Unfortunately, this decision to “take the equations on faith” is a reason why so many people in our society look down at scientists and mathematicians who say, “look at the equations” when posed a question. When giving this response, we know that people will mostly *not* take the time to understand what the equations *mean*. Instead, they will either take it on faith, or accuse us of taking equations too seriously. This can be seen from those who say scientists are slaves to their equations and that nothing else can change their minds.

Whenever this kind of sentiment is expressed, I try to counter it. The reason is simple: the person making that claim doesn’t fully understand what equations are (at least, in science).

Often (and particularly with phenomena that are discussed in one’s school year), equations don’t just come out of the blue. They aren’t simply handed down from the sky above and become law for the rest of time. Instead, equations are *consequences* that stem from the relationships of different variables. They aren’t put together because they look nice, or even that they necessarily produce the correct result. Each component of an equation *means* something very specific. That is, if you want to prove the equation, you need to explain why everything is as it is. There aren’t any free passes. As such, an equation doesn’t *force* nature to be that way. It is the *result* of the pattern that variables tend to follow.

This is why I always want to understand how the equations I learn work. I’m currently in a statistics class where all the formulas are given. And while computation is the point of the class, I’d like to understand why they are as they are. This isn’t within the scope of the class, and it has bugged me all the time.

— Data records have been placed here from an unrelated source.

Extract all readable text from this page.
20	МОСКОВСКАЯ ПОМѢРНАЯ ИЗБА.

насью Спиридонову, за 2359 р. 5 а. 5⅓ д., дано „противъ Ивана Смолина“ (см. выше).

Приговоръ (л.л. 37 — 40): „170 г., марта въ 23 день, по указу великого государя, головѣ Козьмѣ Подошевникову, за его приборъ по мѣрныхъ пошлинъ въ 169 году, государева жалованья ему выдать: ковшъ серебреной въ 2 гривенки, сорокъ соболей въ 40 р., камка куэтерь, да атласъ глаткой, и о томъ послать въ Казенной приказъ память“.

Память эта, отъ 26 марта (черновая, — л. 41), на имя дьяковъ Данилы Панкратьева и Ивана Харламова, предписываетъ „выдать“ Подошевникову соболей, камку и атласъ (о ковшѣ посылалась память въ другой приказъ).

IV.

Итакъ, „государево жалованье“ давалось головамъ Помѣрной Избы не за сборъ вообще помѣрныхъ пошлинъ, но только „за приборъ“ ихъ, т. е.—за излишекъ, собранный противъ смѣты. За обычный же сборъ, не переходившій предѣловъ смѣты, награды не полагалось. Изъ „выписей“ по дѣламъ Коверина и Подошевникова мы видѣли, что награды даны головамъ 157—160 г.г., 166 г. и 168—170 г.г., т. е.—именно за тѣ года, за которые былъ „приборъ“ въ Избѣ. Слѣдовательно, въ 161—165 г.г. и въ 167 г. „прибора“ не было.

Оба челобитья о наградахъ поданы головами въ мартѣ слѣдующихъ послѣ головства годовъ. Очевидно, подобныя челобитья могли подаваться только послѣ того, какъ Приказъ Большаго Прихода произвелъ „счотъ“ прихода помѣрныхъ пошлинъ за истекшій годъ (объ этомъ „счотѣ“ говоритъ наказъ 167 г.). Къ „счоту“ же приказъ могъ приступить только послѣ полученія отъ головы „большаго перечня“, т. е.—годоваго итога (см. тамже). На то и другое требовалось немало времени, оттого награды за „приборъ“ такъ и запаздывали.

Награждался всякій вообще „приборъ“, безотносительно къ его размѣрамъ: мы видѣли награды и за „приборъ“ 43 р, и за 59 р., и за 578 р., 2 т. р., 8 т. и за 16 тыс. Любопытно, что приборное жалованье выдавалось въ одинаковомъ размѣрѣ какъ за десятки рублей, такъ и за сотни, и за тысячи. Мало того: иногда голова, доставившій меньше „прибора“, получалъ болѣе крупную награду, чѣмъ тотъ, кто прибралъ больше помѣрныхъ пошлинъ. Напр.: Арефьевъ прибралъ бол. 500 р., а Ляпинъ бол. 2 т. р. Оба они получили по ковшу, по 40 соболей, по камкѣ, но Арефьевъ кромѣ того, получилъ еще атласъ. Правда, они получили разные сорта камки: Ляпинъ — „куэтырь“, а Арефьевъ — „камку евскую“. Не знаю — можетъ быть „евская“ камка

Realistically, I don’t need to fully understand a proof if I just want to get a result. It’s not necessary, but it is nice, because understanding the mechanics of an equation means it is easier to work with and modify. That’s why I try and take the time to really understand a proof when presented with something new.

I don’t trust my equations blindly. I use them because they work and because they mean something. If I had it my way, I’d make every equation super simple. Unfortunately, the reality is that many equations are *not* like that, and instead are giant messes. However, as my teacher likes to say, “I’d rather have it be ‘right’ than ‘nice’ every day of the week.”